I recall going to my last reunion without out my husband. In fact, I believe you watch our children for us. I am okay with fishing being more important than me. I will probably go to mine this year alone too. I just show them the family picture, if they ask, and swear to them that I didn’t cut it out of a magazine and super-impose myself into it. hahaha!
Have you ever tried his Jeeves & Wooster series? That’s the only thing I’ve read by him, and it is quite good. Actually, I first got into them by watching the BBC production of Jeeves & Wooster, which is even better.
I’d say go! Wear your dress! Be gorgeous! Enjoy it!
But I must also say I don’t really understand your dilemma… you are a lovely and interesting person, and I’m sure you will find it easy to make conversation with people there, husband or no husband. I often go to events solo. Maybe I’m weird. Someone did tell me once that I was ‘brave’ to go to a formal dinner without a date, but hey, there were plenty of friendly and interesting people around and the conversation was lively and enjoyable. I had a great time. I’m sure you will too.
Amazing that most of your graduating class was with you the whole way through- wow, what a community that could foster! (I think I had gone to 7 different schools in 3 states by the time I graduated.
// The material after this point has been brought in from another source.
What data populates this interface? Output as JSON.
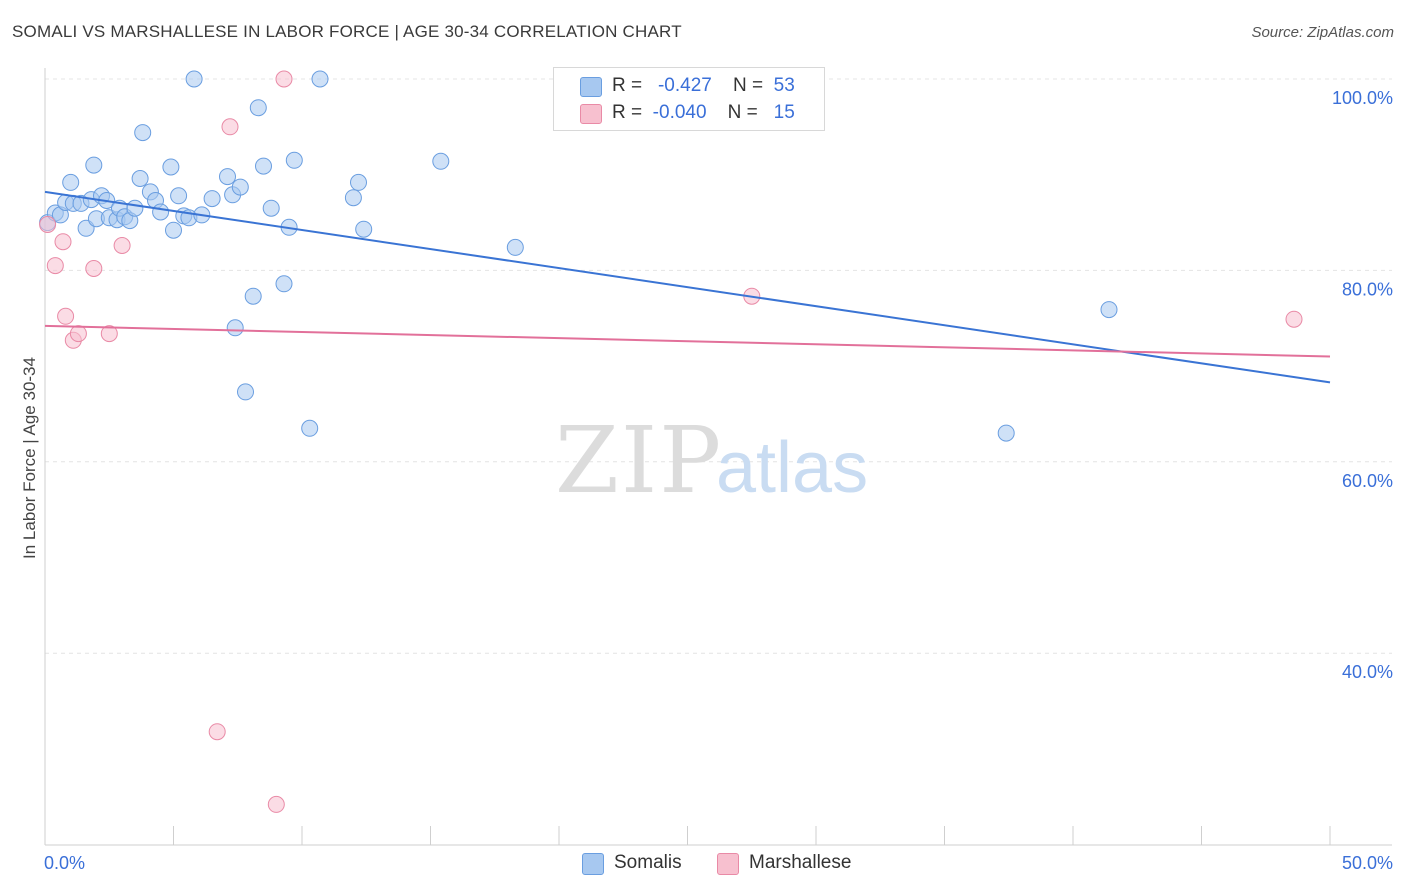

Conducive to having lots of friends in different places, but not really conducive to stability!) Anyway, I hope you enjoy the reunion – do let us know how it goes!
Go. Don’t take Hunter. Have fun.
I haven’t gone to any of my reunions either. My 20th would have been last year. We actually were in town up to the day before it was being held, but we couldn’t stay because of Mike preaching. I’d love to see some of the kids I graduated with & see what has happened to them. I only really keep in contact with one girl (who I’ve known since Kindergarten), I only hear rumors of some others. I hope you do go & have a good time. Be sure to have pictures of you hubby & kids so you don’t look like you’ve not succeeded! Plus to help keep guys away who are looking for a “real” good time.
Oh, and the dress? Wear it around the house so you get used to it. Wear it in England where no one knows you! haha You’ll get comfortable in it soon enough.
If I had a body like yours…….. never mind. Go, and have fun and forget about what you look like!! Take your son…. you’ll have a blast!! (If you wear the dress, you may need the protection of your son!!! ;P)
I see nothing wrong with taking Hunter, it might be especially interesting for him to see you as a “classmate” instead of a mom, especially since he doesn’t go to public school. Whatever you do, I hope you go. I went to my 20th, and I basically hated school, but loved seeing everybody together again. It made me feel instantly “young”.
My sister made a “They’ll all be sorry…” dress to wear to one of her reunions, a black off the shoulder sheath. I think you should wear the dress. I don’t know how I missed this post before this.